The performance of INAA passes the linearity test without exception. For some elements, not enough data is available to draw a conclusion. However, not a single element fails the test. The mass fraction ranges used for the test span 6 orders of magnitude for some elements (like Al and Br). This result was expected from the scientific understanding of the technique. The INAA method also passes the cross-sensitivity, reproducibility and repeatability tests.

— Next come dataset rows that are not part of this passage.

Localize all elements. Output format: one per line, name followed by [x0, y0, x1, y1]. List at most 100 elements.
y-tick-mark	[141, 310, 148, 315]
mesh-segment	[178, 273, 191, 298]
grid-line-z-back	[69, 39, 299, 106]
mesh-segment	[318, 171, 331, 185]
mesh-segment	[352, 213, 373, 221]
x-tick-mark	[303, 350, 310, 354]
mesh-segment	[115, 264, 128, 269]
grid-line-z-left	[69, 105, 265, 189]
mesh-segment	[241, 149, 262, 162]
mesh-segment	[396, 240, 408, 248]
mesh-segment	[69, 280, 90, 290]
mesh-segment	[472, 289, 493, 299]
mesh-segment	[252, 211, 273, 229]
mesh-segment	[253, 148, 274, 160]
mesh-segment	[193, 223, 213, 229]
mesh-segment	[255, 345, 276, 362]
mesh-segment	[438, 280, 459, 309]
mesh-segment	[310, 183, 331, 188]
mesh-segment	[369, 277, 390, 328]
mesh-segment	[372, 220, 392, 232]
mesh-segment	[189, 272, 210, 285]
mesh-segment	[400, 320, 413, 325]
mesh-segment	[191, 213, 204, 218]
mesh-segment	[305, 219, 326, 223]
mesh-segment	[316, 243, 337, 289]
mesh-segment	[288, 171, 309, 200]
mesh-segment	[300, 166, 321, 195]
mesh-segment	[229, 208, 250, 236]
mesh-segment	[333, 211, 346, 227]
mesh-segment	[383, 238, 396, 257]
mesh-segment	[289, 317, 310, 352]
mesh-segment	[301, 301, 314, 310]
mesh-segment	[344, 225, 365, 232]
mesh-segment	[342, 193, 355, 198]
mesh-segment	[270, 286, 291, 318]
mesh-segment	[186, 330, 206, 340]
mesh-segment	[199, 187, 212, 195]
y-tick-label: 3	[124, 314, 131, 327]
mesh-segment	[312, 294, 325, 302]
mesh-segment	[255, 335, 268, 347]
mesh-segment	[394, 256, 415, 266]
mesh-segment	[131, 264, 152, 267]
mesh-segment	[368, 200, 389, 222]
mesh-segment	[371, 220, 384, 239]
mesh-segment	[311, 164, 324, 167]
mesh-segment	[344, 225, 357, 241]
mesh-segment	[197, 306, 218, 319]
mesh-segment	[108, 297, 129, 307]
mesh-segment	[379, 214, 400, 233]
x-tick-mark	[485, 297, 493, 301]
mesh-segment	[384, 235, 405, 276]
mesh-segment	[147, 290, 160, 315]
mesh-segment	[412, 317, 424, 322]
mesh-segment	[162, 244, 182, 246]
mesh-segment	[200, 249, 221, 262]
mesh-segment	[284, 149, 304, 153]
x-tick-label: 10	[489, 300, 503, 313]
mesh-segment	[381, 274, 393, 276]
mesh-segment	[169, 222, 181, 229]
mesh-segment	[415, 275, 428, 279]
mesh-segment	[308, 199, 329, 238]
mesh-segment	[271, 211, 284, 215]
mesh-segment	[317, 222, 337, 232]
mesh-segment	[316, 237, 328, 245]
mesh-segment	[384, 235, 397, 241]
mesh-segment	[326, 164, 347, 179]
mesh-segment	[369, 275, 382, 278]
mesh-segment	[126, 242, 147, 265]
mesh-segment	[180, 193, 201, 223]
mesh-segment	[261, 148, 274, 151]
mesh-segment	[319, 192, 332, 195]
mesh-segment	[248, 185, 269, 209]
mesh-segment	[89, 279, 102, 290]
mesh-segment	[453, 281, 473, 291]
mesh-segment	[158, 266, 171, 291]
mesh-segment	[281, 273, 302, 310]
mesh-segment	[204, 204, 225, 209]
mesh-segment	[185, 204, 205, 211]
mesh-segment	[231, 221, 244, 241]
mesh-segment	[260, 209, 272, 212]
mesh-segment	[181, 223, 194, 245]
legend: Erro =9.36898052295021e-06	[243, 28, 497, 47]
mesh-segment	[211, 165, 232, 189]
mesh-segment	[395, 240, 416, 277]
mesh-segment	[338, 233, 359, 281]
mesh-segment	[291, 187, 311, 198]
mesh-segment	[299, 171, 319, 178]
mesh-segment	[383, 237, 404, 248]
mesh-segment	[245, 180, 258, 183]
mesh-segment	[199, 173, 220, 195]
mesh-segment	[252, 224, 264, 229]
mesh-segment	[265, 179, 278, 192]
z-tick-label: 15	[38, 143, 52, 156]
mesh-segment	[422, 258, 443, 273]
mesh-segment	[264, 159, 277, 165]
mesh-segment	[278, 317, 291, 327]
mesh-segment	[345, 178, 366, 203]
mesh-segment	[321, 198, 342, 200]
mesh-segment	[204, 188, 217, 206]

The approach described in this paper was accepted by the Dutch Council for Accreditation for compliance with the requirements in Clause 5.4 “Test and Calibration Methods and Method Validation” of the ISO/IEC17025:2005. However, it should be noted that in principle the tests does not provide a conclusive answer on the validity of the routine test results since this validity depends on the target uncertainty as defined by the customer.

The methods described in this paper are also implemented in the k0-IAEA software [9].

Conclusion

Having a database of analysis results obtained from CRMs available makes it possible to assess a variety of quality parameters such as robustness, trueness, repeatability, and linearity. Such databases allow for inspection of trends but also for the effectiveness of corrective actions, e.g. by renewed calibration following for instance an unacceptable bias. Together, these assessments constitute the “validation” for the method. This paper demonstrates how that was done to the satisfaction of the Dutch Council for Accreditation.